Gingrich believes that this ambitious agenda can be accomplished, but only if it receives grassroots support. The entrenched political system, with its lobbyists, bloated bureaucracies, and the complicity of the media, is too self-serving to fix itself, he stresses. Concise and clearly presented, Winning the Future is long on specifics and short on rhetoric, and it succeeds as a springboard for political discourse. Gingrich's aim is clearly to inspire citizens to take responsibility for the county's direction by demanding more of their government and their leaders. --Shawn Carkonen
From Publishers Weekly
The conservative Republican maverick opens his latest work with a "traditional American values" self-test; readers who score well may be energized by this assertive broadside against all that ails the body politic. As Speaker of the U.S. House of Representatives (1994-1998), Gingrich was the prime mover and shaker behind the 1994 Contract with America that ushered in GOP dominance in Congress. Here, he identifies a quintet of foreign and domestic threats and serves up a new blueprint to help defeat them. On the international front, he says, "irreconcilable" Islamic terrorists and rogue dictatorships are eager to secure and use WMD, while China and India endanger our economic might. At home, the "liberal elite minority is winning" and the "conservative majority" is losing, resulting in godlessness in the public arena, the erosion of patriotism and out-of-control benefit programs that will "collapse the system." To preserve "the core values of the American people," Gingrich supports a number of fixes, including adapting Cold War strategies to the war on terror, recasting education and immigration in patriotic guises and forging ahead with private investment and health savings accounts. Interspersed with these well-worn arguments are notions about God, country and public life that are long on invective and short on detail. Will legislating the centrality of "our Creator" in defining American rights improve jurisprudence? Will establishing a federal and state "program office in patriotic education" cure under-performing school systems?
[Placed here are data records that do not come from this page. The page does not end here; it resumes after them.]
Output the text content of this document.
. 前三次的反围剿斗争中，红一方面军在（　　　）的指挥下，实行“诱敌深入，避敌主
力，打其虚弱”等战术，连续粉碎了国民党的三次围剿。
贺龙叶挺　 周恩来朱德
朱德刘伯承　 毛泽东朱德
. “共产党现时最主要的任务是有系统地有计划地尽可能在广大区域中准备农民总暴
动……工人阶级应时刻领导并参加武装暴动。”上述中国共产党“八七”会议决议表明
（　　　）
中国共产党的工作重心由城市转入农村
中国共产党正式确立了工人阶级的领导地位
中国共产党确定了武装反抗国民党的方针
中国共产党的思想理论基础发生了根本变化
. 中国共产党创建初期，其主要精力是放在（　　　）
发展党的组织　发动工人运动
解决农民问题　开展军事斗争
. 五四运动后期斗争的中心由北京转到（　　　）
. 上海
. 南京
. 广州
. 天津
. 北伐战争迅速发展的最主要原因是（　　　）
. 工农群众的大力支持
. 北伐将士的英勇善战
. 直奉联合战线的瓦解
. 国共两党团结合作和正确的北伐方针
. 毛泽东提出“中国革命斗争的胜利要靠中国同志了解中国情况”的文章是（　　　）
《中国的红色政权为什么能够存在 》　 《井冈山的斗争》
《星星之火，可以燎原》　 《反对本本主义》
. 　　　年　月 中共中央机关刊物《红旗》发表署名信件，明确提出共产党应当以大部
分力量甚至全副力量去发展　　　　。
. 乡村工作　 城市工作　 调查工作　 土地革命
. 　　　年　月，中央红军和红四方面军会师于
Gingrich never manages to link his ambitious project to a cogent critique of the left, resorting instead to predictable jabs at the usual suspects: liberal journalists and academics, Bill Clinton and the Democrats, France and the United Nations. Combine this volatile mélange of ideas with chapter-ending plugs for his Web site, mass distribution plans for "The Contract" and "A Walking Tour of God in Washington, D.C.," and some readers might be forgiven for suspecting that Gingrich wants to win something more tangible than the future.
Copyright © Reed Business Information, a division of Reed Elsevier Inc. All rights reserved.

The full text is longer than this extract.